- Born: 1942 (age 83–84) Fort Lauderdale, Florida, U.S.
- Known for: Being imprisoned for nine years for a murder he did not commit

= John Gordon Purvis =

John Gordon Purvis Jr. (born 1942) is an American man who spent nine years in prison for a murder he did not commit.

==Early life==

John Purvis was born to John and Emma Jo Purvis in 1942. His father died on February 20, 1945, with the U.S. Marines on Iwo Jima in World War II.
His mother was devastated, and it seemed to have an effect on Purvis, who had physical problems of his own. At six years old, he would cry and become terrified to go to school and hold his mother. At school, he always sat near the teacher, and if fights broke out between students at school he would cry or do his best to avoid them.

As he grew up, he could not keep up with his peers academically and his relationships with girls was shaky at best. A doctor diagnosed him with chronic undifferentiated schizophrenia.
He would spend his time watching television or eating out with his mother and stepbrother Mike Bartlett. Occasionally, Purvis would suffer panic attacks. He was known for his unusual behavior.

==The murder of Susan Hamwi==
A woman named Susan Hamwi had moved out to Fort Lauderdale, Florida, in July 1983.
She was working on her divorce from her husband Paul Hamwi for his abuse.
Paul Hamwi was a Vietnam veteran, known for his drinking and obnoxiousness.
Susan's friend, Karen Bebee, urged her not to involve herself with him. But Paul and Susan had unprotected sex one night and Susan was pregnant. Paul, in marrying Susan, made her sign a pre-nuptial agreement that required him to pay her nothing upon divorce. Shortly after the marriage, their daughter Shane was born. Upon the divorce proceedings, the pre-nuptial agreement was declared void, since it was made under duress. Paul was then ordered to pay between $150,000 and $180,000 to Susan to support their daughter.

Purvis met Susan Hamwi, hoping to establish friendly contact. He was very unusual, but friendly with her. Hamwi was bothered to some degree with Purvis's behavior, but not to the point of rejecting him altogether.

On November 1, 1983, after a phone call from a friend, Susan was not heard from again. Neighbors began to express concern. On November 8, 1983, the body of Susan Hamwi was found at her home, with part of a knife. She had been stabbed and strangled with a phone cord. Shane Hamwi was also found dead from neglect.

Police detectives Rick Rice and Rich Martin of the Fort Lauderdale Police Department interviewed several people. Under great pressure from the media for a suspect in this gruesome murder, they turned to Johnny Purvis, the town "weirdo". They yelled and intimidated him at his interrogation and his mother heard it. Purvis was very shaken by the experience, and his mother was determined that he would talk to the police no more.

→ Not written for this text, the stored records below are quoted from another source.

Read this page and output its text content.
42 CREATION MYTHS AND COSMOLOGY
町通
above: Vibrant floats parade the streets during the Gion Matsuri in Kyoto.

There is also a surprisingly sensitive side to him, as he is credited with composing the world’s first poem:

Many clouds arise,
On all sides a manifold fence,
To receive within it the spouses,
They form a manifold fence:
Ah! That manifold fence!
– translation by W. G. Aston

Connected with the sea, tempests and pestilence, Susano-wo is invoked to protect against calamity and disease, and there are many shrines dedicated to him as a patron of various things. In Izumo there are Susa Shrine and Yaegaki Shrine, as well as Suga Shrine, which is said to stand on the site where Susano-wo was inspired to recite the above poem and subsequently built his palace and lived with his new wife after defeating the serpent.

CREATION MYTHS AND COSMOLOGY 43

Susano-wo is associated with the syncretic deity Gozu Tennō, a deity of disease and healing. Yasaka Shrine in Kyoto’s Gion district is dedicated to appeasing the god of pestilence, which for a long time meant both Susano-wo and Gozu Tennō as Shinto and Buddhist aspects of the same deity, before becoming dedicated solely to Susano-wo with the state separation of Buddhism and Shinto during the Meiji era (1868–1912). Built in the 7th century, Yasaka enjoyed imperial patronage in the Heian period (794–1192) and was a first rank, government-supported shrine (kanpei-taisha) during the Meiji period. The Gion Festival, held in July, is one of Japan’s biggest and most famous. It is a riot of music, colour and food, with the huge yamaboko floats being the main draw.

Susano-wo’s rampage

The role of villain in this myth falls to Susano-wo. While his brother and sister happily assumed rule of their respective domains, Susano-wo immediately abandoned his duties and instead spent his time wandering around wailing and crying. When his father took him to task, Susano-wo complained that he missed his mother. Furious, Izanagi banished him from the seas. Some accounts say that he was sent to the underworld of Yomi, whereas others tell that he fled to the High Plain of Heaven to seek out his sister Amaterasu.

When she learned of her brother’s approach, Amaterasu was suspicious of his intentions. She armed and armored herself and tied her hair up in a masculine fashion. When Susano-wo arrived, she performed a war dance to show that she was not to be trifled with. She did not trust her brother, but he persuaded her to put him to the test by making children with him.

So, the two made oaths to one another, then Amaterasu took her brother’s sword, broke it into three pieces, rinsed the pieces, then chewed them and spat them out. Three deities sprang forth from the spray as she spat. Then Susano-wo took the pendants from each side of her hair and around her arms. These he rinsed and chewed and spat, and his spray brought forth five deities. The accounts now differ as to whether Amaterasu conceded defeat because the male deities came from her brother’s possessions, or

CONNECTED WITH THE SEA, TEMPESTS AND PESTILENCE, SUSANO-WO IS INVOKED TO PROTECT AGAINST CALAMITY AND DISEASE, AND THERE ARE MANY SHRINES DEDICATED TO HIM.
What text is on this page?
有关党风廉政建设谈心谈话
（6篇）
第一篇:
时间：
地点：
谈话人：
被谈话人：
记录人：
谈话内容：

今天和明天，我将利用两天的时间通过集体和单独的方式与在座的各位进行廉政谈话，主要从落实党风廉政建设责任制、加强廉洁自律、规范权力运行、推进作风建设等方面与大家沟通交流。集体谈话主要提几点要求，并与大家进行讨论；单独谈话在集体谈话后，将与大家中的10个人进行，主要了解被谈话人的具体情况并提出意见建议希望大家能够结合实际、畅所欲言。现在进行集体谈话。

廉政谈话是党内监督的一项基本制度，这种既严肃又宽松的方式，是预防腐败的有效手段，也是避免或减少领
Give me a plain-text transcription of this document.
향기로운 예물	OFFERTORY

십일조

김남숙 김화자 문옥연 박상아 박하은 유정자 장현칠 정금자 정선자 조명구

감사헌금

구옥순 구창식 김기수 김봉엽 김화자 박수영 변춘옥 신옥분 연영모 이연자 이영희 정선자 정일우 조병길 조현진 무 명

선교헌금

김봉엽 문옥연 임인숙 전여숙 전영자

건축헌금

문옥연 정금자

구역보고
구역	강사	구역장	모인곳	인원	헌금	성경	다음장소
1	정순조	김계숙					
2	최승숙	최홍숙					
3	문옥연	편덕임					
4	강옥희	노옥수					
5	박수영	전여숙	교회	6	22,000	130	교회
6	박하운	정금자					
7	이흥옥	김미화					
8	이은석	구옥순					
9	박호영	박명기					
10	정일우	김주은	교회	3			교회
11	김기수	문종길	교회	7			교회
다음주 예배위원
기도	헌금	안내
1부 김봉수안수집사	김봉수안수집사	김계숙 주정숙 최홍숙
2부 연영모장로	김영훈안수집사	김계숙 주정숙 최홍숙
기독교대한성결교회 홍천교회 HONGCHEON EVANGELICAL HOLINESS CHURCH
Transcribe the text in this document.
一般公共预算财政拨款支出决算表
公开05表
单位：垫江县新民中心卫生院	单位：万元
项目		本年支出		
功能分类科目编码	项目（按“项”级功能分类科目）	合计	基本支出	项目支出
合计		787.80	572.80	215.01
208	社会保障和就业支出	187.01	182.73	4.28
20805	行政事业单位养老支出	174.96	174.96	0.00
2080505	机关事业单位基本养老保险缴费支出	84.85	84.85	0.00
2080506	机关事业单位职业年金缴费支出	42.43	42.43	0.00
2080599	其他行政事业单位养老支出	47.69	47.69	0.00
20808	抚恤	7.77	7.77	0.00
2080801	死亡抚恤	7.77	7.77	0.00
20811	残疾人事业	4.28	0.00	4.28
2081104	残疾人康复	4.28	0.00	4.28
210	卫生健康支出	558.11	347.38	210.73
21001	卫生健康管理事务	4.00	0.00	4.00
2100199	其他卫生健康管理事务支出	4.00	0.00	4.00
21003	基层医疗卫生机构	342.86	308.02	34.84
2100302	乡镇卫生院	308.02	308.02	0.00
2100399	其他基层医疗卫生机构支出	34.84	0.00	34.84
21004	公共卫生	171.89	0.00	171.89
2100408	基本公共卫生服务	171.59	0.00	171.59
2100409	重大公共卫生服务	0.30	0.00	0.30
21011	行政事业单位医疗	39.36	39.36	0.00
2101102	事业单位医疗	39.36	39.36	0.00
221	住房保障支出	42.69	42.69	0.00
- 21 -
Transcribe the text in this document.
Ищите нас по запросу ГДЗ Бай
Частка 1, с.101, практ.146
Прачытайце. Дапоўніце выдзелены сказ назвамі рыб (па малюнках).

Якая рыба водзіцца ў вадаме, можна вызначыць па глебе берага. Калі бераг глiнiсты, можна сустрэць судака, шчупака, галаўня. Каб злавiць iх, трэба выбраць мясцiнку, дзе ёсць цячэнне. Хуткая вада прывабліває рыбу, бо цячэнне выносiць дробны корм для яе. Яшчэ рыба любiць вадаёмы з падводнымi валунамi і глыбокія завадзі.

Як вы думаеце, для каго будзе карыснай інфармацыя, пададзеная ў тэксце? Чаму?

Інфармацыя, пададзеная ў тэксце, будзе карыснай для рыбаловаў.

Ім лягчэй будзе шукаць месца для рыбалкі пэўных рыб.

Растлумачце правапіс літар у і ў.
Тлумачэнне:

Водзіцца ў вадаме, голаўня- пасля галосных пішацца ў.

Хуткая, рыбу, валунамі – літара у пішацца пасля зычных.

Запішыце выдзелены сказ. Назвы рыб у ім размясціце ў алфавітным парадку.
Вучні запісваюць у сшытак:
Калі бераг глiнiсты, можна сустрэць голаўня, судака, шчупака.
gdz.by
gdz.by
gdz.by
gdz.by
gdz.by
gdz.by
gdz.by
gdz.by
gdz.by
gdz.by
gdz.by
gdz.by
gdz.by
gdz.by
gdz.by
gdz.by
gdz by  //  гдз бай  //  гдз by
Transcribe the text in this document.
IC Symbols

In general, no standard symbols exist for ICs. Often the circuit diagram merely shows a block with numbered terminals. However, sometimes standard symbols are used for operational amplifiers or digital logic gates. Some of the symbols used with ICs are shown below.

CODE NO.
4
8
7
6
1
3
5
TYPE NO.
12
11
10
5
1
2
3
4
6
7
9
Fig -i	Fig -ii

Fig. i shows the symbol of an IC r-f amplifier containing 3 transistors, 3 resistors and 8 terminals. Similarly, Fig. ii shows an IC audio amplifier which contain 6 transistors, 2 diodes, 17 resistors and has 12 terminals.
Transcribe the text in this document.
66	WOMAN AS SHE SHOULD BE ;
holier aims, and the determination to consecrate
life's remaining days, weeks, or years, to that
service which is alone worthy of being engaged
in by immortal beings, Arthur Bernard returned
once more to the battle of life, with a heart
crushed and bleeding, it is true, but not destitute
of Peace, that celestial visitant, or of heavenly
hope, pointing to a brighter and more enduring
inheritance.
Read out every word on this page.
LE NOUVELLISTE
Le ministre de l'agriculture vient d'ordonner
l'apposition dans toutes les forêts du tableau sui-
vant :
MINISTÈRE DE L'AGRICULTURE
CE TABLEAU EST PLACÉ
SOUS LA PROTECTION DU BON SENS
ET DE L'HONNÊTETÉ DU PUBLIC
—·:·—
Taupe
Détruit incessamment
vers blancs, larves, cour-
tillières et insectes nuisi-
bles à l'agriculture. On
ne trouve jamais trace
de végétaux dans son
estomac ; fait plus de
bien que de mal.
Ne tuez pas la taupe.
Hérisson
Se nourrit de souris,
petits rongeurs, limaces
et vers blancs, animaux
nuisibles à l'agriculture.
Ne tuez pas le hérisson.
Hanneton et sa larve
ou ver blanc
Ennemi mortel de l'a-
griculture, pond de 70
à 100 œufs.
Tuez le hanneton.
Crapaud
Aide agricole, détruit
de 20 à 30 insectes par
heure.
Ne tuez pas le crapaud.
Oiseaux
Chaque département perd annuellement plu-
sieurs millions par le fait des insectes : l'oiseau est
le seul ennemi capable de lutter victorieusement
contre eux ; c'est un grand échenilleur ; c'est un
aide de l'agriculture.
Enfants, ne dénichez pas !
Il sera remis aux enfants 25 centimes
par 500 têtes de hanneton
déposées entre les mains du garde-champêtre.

But the detectives, undeterred by the fact that their forensic investigations showed Purvis was not at the crime scene, were determined to make Purvis confess. They picked a time when Purvis was not with his mother and Purvis confessed to Hamwi's murder. Represented by attorney Richard Kirsch, at Purvis's trial the taped confession to police was declared inadmissible by Judge Thomas Coker. But the jurors were not convinced of Purvis's innocence and declared him guilty based on the confession to psychiatrist Joel Klass. He was sentenced to life imprisonment.

==A new investigation==
Although attorney Kirsch lost appeals in the courts and Purvis spent time in prison, an Aspen, Colorado, a detective named Gary White put the first crack in the Hamwi murder, when a woman beaten by Robert Wayne Beckett Jr. said that she'd heard him boast that his father, Robert Wayne Beckett Sr., had killed a girl in Florida. White remembered the Hamwi case and had private detective Barbara Barton assist in checking this out.

Rick Rice and Rich Martin, who had helped get Purvis convicted, weren't interested in this new lead in the Hamwi case. He was imprisoned for several years before two new detectives, Tim Bronson and Bob Williams, were assigned to the homicide section of the Fort Lauderdale Police Department. They were looking at some old cases and were shocked when they found that detectives Rice and Martin had not investigated the Robert Beckett Jr. boast of his father killing a girl in Florida, and the Hamwi investigation was on again. Through the painful and sometimes unwilling cooperation of Robert Wayne Beckett Sr., Beckett admitted to the murder of Susan Hamwi and that Paul Serio was the other murderer. The baby, Shane Hamwi, had been left neglected.
He explained that Paul Hamwi had paid the two of them $14,000 to murder Susan.

==Release==
Johnny Purvis was released from custody on January 15, 1993. But he had his problems
psychologically and had to undergo extensive psychiatric treatment after his release.
He continues to live in Florida and the treatment has helped him. A lawsuit against the prosecutor for failing to disclose exculpatory information was dismissed on grounds of "prosecutorial immunity."